M. David Hunt (président, conseil de district de Kwakiutl): Je m'appelle David Hunt. Je suis président du conseil de district de Kwakiutl.
M. Stephen Nyce (témoignage à titre personnel): Je m'appelle Stephen Nyce. Je viens de Gitwinshilku, Nass River.
M. Brian Lande (membre, Syndicat des pêcheurs et travailleurs assimilés): Je m'appelle Brian Lande. Je viens de la vallée Bella Coola. Je représente les collectivités autochtones et non autochtones à la table ronde sur les questions de pêche.
M. Dan Edwards (membre, Syndicat des pêcheurs et travailleurs assimilés): Je m'appelle Dan Edwards. Je suis directeur de la West Coast Sustainability Association dont le bureau se trouve sur la côte ouest de l'île de Vancouver dans la région de Nuu-chah-nulth. Il s'agit d'une association représentant des Autochtones et des non-Autochtones. Je représente ces collectivités à la table ronde sur les pêches.

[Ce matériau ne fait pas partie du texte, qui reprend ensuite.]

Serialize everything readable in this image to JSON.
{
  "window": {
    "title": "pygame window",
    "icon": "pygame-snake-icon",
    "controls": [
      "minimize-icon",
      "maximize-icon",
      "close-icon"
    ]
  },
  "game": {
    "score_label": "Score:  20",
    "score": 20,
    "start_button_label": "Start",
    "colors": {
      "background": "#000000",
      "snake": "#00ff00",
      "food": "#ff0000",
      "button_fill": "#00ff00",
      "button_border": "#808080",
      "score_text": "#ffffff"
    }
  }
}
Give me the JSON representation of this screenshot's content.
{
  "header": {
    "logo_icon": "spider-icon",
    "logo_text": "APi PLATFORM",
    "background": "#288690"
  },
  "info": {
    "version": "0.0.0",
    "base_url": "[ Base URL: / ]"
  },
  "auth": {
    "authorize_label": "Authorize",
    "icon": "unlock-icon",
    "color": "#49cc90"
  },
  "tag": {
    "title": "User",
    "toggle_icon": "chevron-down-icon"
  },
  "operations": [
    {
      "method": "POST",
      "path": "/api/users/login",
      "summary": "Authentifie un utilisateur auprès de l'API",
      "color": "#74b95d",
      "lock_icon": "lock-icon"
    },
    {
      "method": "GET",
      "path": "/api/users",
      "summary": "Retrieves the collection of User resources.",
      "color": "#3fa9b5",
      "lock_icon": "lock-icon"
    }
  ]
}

Le président: Je vous remercie.
M. Bill Irving (maire de Ucluelet): Je m'appelle Bill Irving et je suis maire d'Ucluelet. Je représente aussi la province à la commission régionale centrale qui se compose d'Autochtones et de non-Autochtones et qui est chargée de la transition entre les négociations issues des traités et les mesures provisoires. Je vous remercie beaucoup.
Le président: Je vous remercie. Monsieur Wadhams, c'est vous qui allez répartir le temps de parole.
M. Wadhams: J'aimerais que Skip commence.
Le président: Je m'en remets à vous.
M. McCarthy: Je demanderai à certains des membres des organismes qui représentent des collectivités autochtones et des collectivités non autochtones de se prononcer au sujet des conséquences du plan pour ces collectivités.
Si nous leur avons demandé de nous accompagner, c'est qu'ils représentent tous des types d'associations inhabituelles mais prometteuses. Il s'agit d'organismes auxquels participent volontairement des Autochtones et des non-Autochtones qui se rendent compte qu'ils ont beaucoup à apprendre les uns des autres. Je vais d'abord leur demander de prendre la parole.
M. Lande: Je m'appelle Brian Lande. Comme je l'ai dit plus tôt, je viens de la vallée Bella Coola.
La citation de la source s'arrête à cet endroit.